Sarah Heaps ( Durham University) – Bayesian inference of sparsity in stable vector autoregressive processes
- Date
- @ Roger Stevens LT 08 (9.08) , 14:00
- Location
- Roger Stevens LT 08 (9.08)
- Speaker
- Sarah Heaps
- Affiliation
- Durham University
- Category
- Statistics
Advances in sensing technology have made it possible to collect large volumes of high-dimensional time-series data. In fields like genetics and neuroscience, key questions concern whether directed relationships between variables can be learned from these data. To this end, graphical vector autoregressions are a popular tool because zeros among the autoregressive coefficients and error precision matrix have natural interpretations in terms of Granger non-causality and contemporaneous conditional independence. In many applications where system dynamics are subject to functional or structural constraints, assuming the process is stable can be advantageous. However, enforcing stability demands restricting the autoregressive coefficients to lie in a constrained space with a complex geometry called the stationary region.
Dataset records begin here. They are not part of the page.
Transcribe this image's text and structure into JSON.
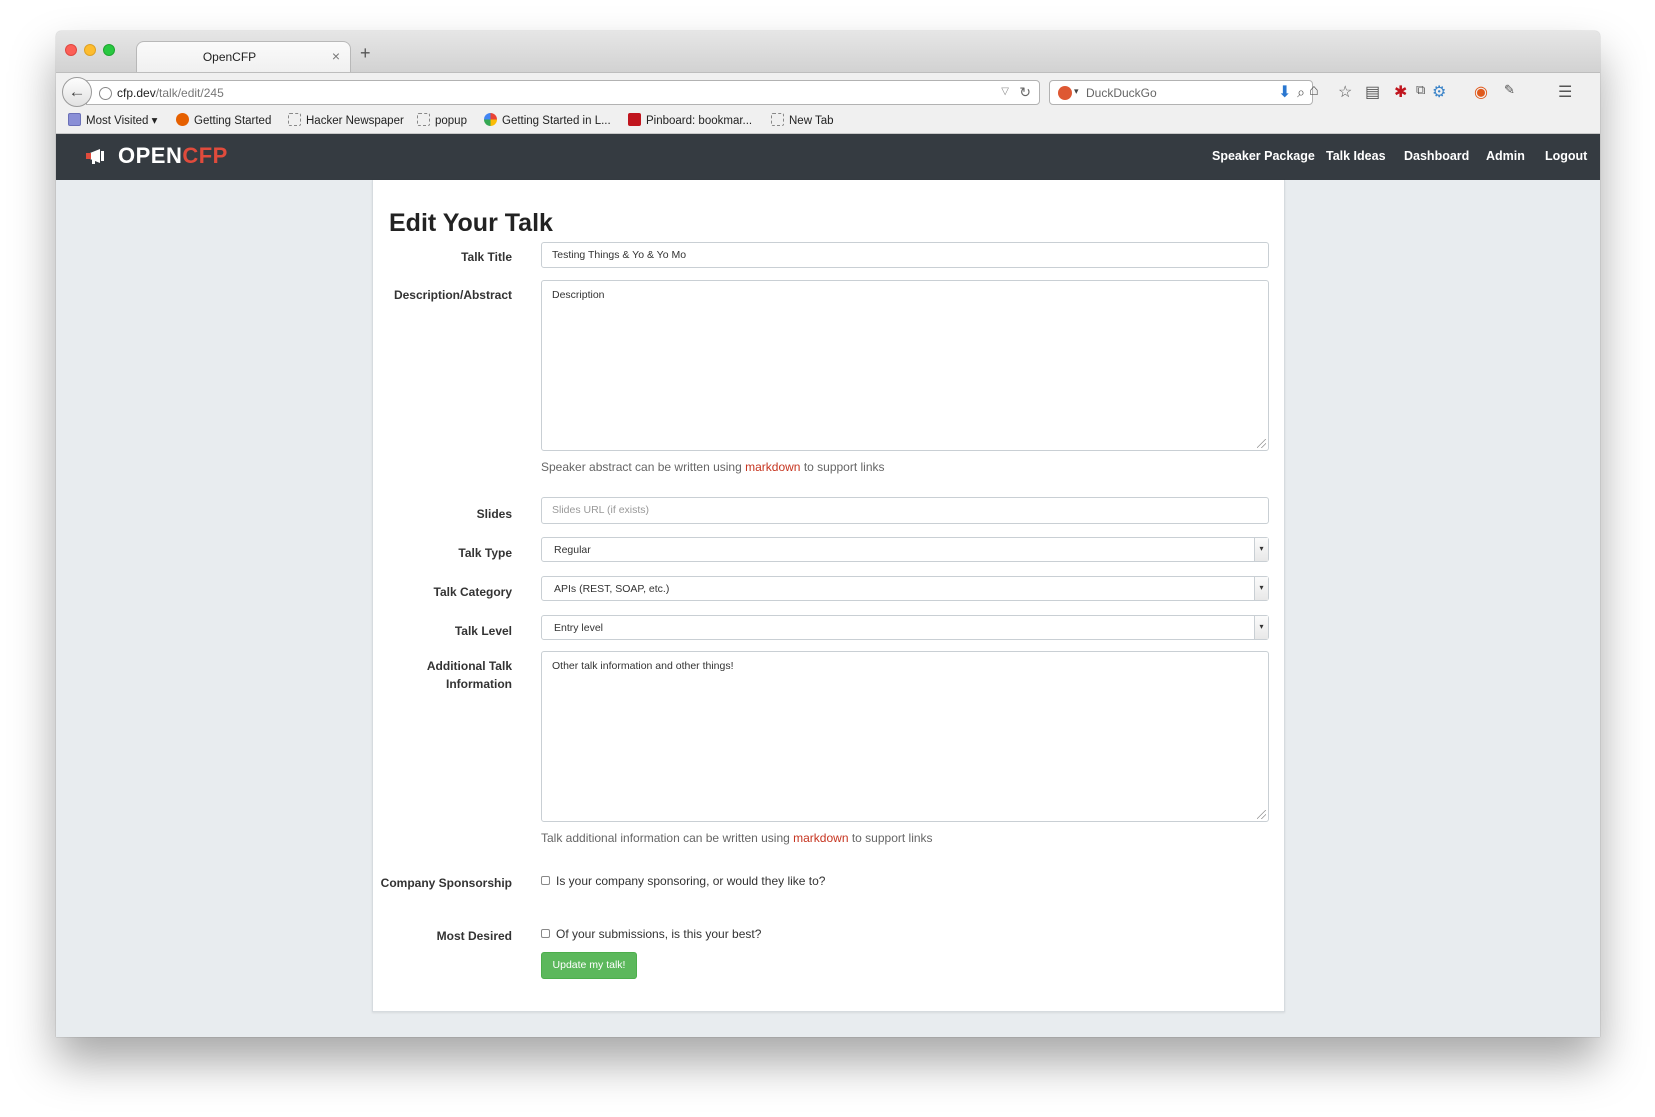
{
  "browser": {
    "tab_title": "OpenCFP",
    "tab_close": "×",
    "new_tab": "+",
    "url_path": "/talk/edit/245",
    "url_host": "cfp.dev",
    "search_placeholder": "DuckDuckGo",
    "bookmarks": [
      {
        "label": "Most Visited",
        "icon": "folder-icon"
      },
      {
        "label": "Getting Started",
        "icon": "firefox-icon"
      },
      {
        "label": "Hacker Newspaper",
        "icon": "page-icon"
      },
      {
        "label": "popup",
        "icon": "page-icon"
      },
      {
        "label": "Getting Started in L...",
        "icon": "google-icon"
      },
      {
        "label": "Pinboard: bookmar...",
        "icon": "pinboard-icon"
      },
      {
        "label": "New Tab",
        "icon": "page-icon"
      }
    ]
  },
  "site": {
    "logo_open": "OPEN",
    "logo_cfp": "CFP",
    "nav": [
      "Speaker Package",
      "Talk Ideas",
      "Dashboard",
      "Admin",
      "Logout"
    ]
  },
  "form": {
    "title": "Edit Your Talk",
    "talk_title_label": "Talk Title",
    "talk_title_value": "Testing Things & Yo & Yo Mo",
    "description_label": "Description/Abstract",
    "description_value": "Description",
    "description_help_prefix": "Speaker abstract can be written using ",
    "description_help_link": "markdown",
    "description_help_suffix": " to support links",
    "slides_label": "Slides",
    "slides_placeholder": "Slides URL (if exists)",
    "talk_type_label": "Talk Type",
    "talk_type_value": "Regular",
    "talk_category_label": "Talk Category",
    "talk_category_value": "APIs (REST, SOAP, etc.)",
    "talk_level_label": "Talk Level",
    "talk_level_value": "Entry level",
    "additional_label": "Additional Talk Information",
    "additional_value": "Other talk information and other things!",
    "additional_help_prefix": "Talk additional information can be written using ",
    "additional_help_link": "markdown",
    "additional_help_suffix": " to support links",
    "sponsorship_label": "Company Sponsorship",
    "sponsorship_text": "Is your company sponsoring, or would they like to?",
    "sponsorship_checked": false,
    "desired_label": "Most Desired",
    "desired_text": "Of your submissions, is this your best?",
    "desired_checked": false,
    "submit_label": "Update my talk!"
  },
  "colors": {
    "header_bg": "#353b41",
    "brand_red": "#e04b3c",
    "button_green": "#5cb85c",
    "link_red": "#c6341f",
    "page_bg": "#e8ecef"
  }
}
The resulting inferential challenges are compounded when sparsity is also a requirement. Working in the Bayesian paradigm, we tackle the problem through a parameter expansion approach, constructing a spike-and-slab prior with support constrained to the stationary region. A mixture of G-Wishart distributions provides a sparse prior for the error precision matrix. Computational inference is carried out via a Metropolis-within-Gibbs scheme which exploits the No-U-Turn Sampler and reversible-jump steps. We demonstrate the benefits, both inferential and predictive, of our approach through simulation experiments and an application in neuroscience.